FREE SHIPPING over $40
OVER 10000 FIVE-STAR REVIEWS
5% OFF ALL SUBSCRIPTIONS
100% HAPPINESS GUARANTEE
Analyze Diet
0
Journal of dairy science1995; 78(5); 978-988; doi: 10.3168/jds.S0022-0302(95)76713-3

Interaction of beta-lactoglobulin with retinol and fatty acids and its role as a possible biological function for this protein: a review.

Abstract: beta-Lactoglobulin is the major whey protein in the milk of ruminants and some nonruminants, such as pigs and horses. Although beta-lactoglobulin was first isolated 60 yr ago, no function has been definitely ascribed to beta-lactoglobulin. Recent x-ray crystallographic studies have advanced knowledge of the structure of beta-lactoglobulin, which is homologous with that of retinol-binding protein and lipocalycins; the function of these proteins seems to be participation in the transport of small hydrophobic substances. By analogy, this protein has been suggested as having a role as a transporter of fatty acids and retinol. This review reassesses the function of beta-lactoglobulin in light of the large amount of information that has accrued in the last few years. In particular, this review concentrates upon studies of the binding of retinol and fatty acids to beta-lactoglobulin, including the binding constants and number of binding sites, the location of the binding sites, and the influence of chemical modifications in the interaction of the protein with both ligands. This study also describes studies of the influence of beta-lactoglobulin on several biological processes that may be relevant to the possible biological role of this protein.
Get Full Text
Publication Date: 1995-05-01 PubMed ID: 7622732DOI: 10.3168/jds.S0022-0302(95)76713-3Google Scholar: Lookup
The Equine Research Bank provides access to a large database of publicly available scientific literature. Inclusion in the Research Bank does not imply endorsement of study methods or findings by Mad Barn.
LinkedInCopy
  • Journal Article
  • Review

Summary

This research summary has been generated with artificial intelligence and may contain errors and omissions. Refer to the original study to confirm details provided. Submit correction.

This research study reviews the role of beta-lactoglobulin, a major whey protein found in ruminants’ milk and some non-ruminants like pigs and horses. It explores the protein’s potential function as a transporter of retinol and fatty acids, focusing on how it binds with these substances and its possible influence on biological processes.

Background on Beta-Lactoglobulin

  • Beta-lactoglobulin is a significant whey protein found in ruminants’ milk, such as cows, and some non-ruminants, like pigs and horses.
  • Despite its discovery over six decades ago, there is still no definitive function assigned to this protein, making it an active subject of study in the scientific community.
  • The structure of beta-lactoglobulin, as revealed through recent x-ray crystallographic studies, correlates with that of retinol-binding protein and lipocalycins, giving rise to hypotheses about its purpose.

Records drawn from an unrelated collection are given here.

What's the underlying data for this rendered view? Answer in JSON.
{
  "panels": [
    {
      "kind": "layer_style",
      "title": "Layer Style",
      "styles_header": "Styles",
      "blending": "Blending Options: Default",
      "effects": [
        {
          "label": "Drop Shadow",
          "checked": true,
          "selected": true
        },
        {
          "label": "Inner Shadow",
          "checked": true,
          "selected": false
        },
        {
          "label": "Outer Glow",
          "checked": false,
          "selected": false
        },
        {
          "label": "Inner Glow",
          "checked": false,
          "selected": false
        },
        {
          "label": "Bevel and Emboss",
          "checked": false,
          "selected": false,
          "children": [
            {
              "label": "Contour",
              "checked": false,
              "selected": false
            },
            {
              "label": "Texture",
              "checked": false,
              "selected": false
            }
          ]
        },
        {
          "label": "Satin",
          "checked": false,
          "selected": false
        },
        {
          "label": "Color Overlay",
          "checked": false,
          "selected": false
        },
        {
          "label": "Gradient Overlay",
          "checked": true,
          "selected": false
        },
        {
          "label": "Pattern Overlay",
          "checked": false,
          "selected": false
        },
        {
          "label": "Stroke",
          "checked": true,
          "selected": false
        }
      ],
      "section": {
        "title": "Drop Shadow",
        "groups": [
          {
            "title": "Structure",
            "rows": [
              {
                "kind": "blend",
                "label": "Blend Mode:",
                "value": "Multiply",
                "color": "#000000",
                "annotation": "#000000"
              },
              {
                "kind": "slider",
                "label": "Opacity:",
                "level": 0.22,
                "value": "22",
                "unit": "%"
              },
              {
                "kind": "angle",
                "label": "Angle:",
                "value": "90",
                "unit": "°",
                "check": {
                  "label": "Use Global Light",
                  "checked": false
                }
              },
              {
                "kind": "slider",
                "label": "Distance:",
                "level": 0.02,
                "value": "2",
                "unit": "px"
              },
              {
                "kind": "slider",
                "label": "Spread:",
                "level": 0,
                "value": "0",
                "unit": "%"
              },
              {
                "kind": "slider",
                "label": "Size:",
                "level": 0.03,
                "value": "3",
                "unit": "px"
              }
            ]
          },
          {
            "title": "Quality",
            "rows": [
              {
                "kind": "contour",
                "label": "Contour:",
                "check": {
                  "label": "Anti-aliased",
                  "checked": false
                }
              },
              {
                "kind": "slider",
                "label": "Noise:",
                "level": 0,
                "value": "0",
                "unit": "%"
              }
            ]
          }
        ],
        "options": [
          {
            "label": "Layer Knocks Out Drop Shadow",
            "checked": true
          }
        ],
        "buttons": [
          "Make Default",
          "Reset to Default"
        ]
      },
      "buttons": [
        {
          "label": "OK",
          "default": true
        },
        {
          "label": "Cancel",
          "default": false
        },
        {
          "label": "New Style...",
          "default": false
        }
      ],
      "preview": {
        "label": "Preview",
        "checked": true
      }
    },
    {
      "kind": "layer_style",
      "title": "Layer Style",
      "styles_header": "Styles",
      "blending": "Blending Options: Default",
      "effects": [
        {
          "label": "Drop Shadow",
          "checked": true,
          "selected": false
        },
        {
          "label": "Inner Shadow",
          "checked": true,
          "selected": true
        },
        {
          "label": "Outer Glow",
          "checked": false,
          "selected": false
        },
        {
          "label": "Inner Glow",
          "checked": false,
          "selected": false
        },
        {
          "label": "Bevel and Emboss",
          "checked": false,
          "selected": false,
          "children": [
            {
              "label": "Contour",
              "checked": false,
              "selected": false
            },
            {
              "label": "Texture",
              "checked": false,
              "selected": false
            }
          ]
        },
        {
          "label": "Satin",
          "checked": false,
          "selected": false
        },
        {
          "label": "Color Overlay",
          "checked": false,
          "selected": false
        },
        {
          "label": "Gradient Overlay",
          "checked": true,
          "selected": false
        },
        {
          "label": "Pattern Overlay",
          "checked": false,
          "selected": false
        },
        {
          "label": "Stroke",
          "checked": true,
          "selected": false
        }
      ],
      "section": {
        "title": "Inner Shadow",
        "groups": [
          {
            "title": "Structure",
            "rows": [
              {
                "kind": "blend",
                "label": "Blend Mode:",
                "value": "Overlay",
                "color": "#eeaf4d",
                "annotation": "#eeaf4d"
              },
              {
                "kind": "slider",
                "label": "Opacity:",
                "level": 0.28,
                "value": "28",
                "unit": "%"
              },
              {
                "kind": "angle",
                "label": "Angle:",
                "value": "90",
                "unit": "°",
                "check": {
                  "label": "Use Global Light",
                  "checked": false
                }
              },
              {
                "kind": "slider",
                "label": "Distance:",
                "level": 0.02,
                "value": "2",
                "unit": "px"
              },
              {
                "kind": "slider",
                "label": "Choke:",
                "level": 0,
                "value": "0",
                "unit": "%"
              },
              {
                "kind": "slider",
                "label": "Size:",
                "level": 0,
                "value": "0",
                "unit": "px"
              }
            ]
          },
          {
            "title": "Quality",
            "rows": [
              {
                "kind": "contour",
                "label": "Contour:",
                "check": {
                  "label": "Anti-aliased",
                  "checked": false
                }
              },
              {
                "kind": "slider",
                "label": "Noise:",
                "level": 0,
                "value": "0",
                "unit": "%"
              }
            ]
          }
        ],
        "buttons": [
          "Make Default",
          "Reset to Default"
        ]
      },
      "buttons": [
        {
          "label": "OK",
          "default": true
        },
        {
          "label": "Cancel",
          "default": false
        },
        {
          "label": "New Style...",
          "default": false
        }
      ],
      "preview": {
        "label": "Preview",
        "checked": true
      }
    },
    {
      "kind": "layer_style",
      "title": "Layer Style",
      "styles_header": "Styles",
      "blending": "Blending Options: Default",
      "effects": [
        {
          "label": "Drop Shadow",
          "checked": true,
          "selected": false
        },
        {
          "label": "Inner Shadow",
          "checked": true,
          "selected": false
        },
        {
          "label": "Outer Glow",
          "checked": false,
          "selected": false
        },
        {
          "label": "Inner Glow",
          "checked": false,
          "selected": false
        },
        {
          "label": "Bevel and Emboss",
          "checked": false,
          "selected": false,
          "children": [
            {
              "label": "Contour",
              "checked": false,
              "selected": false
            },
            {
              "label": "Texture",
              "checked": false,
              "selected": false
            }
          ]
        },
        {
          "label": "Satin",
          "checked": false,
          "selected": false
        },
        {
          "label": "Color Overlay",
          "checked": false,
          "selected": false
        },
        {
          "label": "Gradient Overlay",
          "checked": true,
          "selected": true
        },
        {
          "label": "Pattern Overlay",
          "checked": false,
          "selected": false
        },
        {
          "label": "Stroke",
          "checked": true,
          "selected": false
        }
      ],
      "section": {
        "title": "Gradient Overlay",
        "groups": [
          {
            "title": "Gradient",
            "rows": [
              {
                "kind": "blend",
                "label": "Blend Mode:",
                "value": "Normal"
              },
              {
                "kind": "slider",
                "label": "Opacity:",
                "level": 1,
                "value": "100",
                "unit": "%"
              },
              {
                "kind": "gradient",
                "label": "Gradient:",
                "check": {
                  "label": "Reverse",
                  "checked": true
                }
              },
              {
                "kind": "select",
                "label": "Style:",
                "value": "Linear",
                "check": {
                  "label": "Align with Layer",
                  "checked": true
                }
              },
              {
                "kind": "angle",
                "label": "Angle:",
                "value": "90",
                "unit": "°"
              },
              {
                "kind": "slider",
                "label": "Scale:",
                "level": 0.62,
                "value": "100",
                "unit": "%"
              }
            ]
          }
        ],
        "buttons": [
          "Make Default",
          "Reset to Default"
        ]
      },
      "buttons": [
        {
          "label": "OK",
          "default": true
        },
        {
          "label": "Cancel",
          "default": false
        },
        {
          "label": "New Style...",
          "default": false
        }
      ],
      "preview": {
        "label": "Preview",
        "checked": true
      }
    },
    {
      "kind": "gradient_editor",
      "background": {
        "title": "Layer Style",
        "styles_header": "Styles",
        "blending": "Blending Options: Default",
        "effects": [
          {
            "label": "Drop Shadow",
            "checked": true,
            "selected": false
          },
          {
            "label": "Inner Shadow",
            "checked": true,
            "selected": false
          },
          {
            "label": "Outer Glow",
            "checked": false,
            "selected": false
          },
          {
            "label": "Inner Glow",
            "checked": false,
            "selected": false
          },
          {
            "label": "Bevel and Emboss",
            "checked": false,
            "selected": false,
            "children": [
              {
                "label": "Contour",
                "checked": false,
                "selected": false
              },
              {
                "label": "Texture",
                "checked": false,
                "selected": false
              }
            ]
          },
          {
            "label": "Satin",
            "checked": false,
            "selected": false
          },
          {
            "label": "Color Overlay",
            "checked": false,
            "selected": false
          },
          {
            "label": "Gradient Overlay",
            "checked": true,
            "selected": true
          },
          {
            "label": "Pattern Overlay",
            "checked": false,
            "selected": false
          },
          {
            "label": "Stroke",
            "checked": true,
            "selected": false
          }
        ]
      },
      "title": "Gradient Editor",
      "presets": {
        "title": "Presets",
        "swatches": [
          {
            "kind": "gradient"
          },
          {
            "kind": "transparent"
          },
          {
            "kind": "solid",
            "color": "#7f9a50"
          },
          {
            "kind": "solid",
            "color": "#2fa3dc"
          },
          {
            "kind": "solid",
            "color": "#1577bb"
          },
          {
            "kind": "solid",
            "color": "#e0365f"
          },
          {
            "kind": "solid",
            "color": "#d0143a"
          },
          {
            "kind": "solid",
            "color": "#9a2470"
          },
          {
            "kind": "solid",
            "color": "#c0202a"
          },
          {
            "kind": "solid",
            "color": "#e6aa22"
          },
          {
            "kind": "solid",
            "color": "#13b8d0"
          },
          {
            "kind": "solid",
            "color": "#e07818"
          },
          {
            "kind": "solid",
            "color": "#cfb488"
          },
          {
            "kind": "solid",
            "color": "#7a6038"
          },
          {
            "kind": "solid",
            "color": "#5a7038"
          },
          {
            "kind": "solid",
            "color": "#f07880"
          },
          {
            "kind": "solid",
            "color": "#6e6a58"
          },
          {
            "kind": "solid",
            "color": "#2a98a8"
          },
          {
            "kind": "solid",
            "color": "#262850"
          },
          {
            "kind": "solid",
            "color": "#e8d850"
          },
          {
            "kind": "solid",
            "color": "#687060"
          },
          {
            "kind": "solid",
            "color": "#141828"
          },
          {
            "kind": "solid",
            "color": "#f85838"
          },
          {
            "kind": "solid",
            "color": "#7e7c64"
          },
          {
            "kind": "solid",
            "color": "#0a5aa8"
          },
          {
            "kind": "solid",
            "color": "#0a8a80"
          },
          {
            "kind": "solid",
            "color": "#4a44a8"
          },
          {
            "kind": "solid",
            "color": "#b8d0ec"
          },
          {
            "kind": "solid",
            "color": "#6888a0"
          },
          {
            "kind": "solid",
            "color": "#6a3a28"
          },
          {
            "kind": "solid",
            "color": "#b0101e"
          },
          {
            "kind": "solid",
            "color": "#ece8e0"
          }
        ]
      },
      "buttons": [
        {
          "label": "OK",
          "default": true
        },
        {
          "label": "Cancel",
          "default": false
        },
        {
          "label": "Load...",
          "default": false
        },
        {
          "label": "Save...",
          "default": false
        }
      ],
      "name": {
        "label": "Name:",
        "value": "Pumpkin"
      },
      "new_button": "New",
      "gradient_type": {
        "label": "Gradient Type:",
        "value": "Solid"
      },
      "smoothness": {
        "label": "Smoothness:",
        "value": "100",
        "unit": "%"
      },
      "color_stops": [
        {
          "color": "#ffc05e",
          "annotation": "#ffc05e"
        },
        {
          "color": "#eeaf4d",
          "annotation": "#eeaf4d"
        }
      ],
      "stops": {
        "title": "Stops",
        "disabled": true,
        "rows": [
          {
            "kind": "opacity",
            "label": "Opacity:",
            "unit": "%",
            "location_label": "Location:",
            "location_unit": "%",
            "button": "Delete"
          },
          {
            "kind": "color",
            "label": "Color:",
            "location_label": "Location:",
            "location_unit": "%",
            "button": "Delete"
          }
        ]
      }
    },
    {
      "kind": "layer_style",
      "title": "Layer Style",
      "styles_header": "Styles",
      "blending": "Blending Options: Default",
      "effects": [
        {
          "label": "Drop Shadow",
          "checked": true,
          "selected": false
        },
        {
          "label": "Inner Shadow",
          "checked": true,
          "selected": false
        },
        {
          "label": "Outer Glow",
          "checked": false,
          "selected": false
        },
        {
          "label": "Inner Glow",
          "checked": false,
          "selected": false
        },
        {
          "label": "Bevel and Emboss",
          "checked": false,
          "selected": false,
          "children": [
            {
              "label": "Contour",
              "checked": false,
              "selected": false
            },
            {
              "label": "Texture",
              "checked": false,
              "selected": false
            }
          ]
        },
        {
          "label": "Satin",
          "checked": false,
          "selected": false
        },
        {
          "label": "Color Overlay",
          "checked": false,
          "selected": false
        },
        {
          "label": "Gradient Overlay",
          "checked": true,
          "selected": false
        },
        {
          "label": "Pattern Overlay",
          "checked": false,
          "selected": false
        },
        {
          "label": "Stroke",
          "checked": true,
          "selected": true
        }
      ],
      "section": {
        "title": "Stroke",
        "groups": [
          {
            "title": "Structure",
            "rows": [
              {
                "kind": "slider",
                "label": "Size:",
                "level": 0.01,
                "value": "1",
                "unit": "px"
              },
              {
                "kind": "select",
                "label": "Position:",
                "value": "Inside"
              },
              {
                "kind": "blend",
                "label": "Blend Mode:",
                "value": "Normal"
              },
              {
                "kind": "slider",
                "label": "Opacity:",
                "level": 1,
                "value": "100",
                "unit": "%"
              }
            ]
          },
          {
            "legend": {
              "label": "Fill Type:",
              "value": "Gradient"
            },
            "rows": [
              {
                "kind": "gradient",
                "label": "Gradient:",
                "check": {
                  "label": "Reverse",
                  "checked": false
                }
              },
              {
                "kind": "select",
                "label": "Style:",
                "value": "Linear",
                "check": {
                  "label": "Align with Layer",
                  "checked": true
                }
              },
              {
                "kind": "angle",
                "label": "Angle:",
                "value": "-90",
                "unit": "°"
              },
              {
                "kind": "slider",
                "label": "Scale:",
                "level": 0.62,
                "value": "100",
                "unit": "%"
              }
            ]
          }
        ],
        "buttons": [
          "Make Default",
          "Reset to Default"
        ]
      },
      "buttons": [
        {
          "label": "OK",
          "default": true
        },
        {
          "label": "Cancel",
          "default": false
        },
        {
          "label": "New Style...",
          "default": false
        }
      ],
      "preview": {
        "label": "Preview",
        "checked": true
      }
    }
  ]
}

Function as a Transporter of Retinol and Fatty Acids

  • Considering its structural similarity with other proteins like retinol-binding protein and lipocalycins, beta-lactoglobulin is believed to have a role as a transporter of smaller hydrophobic substances.
  • Through this analogy, researchers propose that beta-lactoglobulin might contribute to the transportation of retinol and fatty acids.
  • This review reassesses this potential role of beta-lactoglobulin as a transporter by compiling and examining the vast amount of information obtained over the past few years.

Binding of Retinol and Fatty Acids to Beta-Lactoglobulin

  • One critical focus of the review is to study the relation of beta-lactoglobulin with retinol and fatty acids, particularly in how it attaches to these substances.
  • It analyses the binding constants and the number of binding sites, as well as the physical locations of these binding sites on the protein molecule.
  • The review further examines how chemical modifications can alter the interaction of the protein with both ligands.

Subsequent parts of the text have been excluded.